Mr Lilleyman made a will in May 2008, after his marriage to Mrs Lilleyman, giving his wife limited rights of occupation in the matrimonial home and an apartment in Bournemouth used by the couple as a holiday home. Mrs Lilleyman also received her husband’s personal effects, including a collection of Dinky Toy cars worth about £17,000. The rest of Mr Lilleyman’s substantial estate, worth just over £6 million, was left to his two sons. £5 million of the value of the estate was in the form of shares in the family companies.
Following her husband’s unexpected death, Mrs Lilleyman made a claim against his estate on the basis that the will had failed to make adequate financial provision for her. At the hearing, a claim was put forward on her behalf for a minimum award of £1 million.

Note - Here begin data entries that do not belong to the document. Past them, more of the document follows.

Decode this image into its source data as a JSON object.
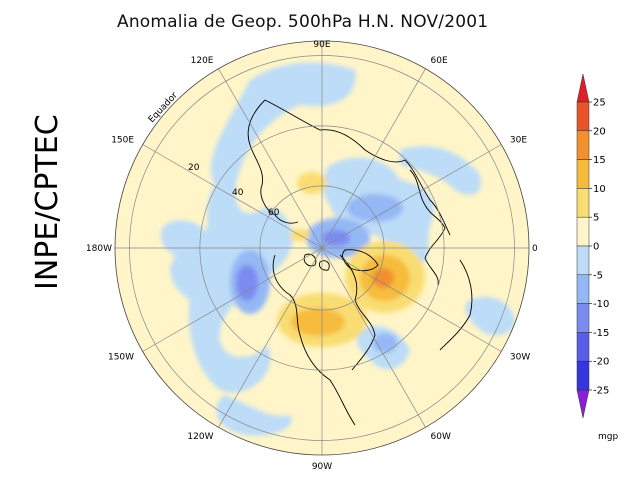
{
  "title": "Anomalia de Geop. 500hPa H.N. NOV/2001",
  "agency": "INPE/CPTEC",
  "longitude_labels": [
    {
      "text": "90E",
      "deg": 90
    },
    {
      "text": "60E",
      "deg": 60
    },
    {
      "text": "30E",
      "deg": 30
    },
    {
      "text": "0",
      "deg": 0
    },
    {
      "text": "30W",
      "deg": -30
    },
    {
      "text": "60W",
      "deg": -60
    },
    {
      "text": "90W",
      "deg": -90
    },
    {
      "text": "120W",
      "deg": -120
    },
    {
      "text": "150W",
      "deg": -150
    },
    {
      "text": "180W",
      "deg": 180
    },
    {
      "text": "150E",
      "deg": 150
    },
    {
      "text": "120E",
      "deg": 120
    }
  ],
  "latitude_labels": [
    "20",
    "40",
    "60"
  ],
  "equator_label": "Equador",
  "colorbar": {
    "ticks": [
      "25",
      "20",
      "15",
      "10",
      "5",
      "0",
      "-5",
      "-10",
      "-15",
      "-20",
      "-25"
    ],
    "colors": [
      "#e8542a",
      "#f38f2e",
      "#f7bb3c",
      "#f9dd72",
      "#fff5c8",
      "#bcdcf8",
      "#94b8f5",
      "#7b8bf0",
      "#5b5ce8",
      "#3436de"
    ],
    "top_arrow_color": "#e21f26",
    "bottom_arrow_color": "#8b1fd8",
    "unit": "mgp"
  },
  "colors": {
    "background_field": "#fff5c8",
    "negative_weak": "#bcdcf8",
    "negative_mid": "#94b8f5",
    "negative_strong": "#7b8bf0",
    "positive_weak": "#f9dd72",
    "positive_mid": "#f7bb3c",
    "positive_strong": "#f38f2e"
  }
}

Under the relevant law the judge was required to consider, amongst other factors, what provision Mrs Lilleyman might have received had the marriage ended in divorce rather than death. The short duration of the marriage would have been taken into account on divorce and the judge decided that ‘the relative shortness of the marriage [would be] appropriately recognised … by excluding from sharing almost the whole of the family business’. It was considered, however, that the will had not made reasonable financial provision for Mrs Lilleyman and, in addition to the personal effects, she was awarded approximately £500,000 consisting of the matrimonial home and the holiday home, with an option to receive a lump sum of £330,000 in lieu of the holiday home.
The substantial costs of the estate were considered in a later hearing and, in the circumstances, it would undoubtedly have saved the entire family much expense had Mr Lilleyman made greater provision for his wife in his will.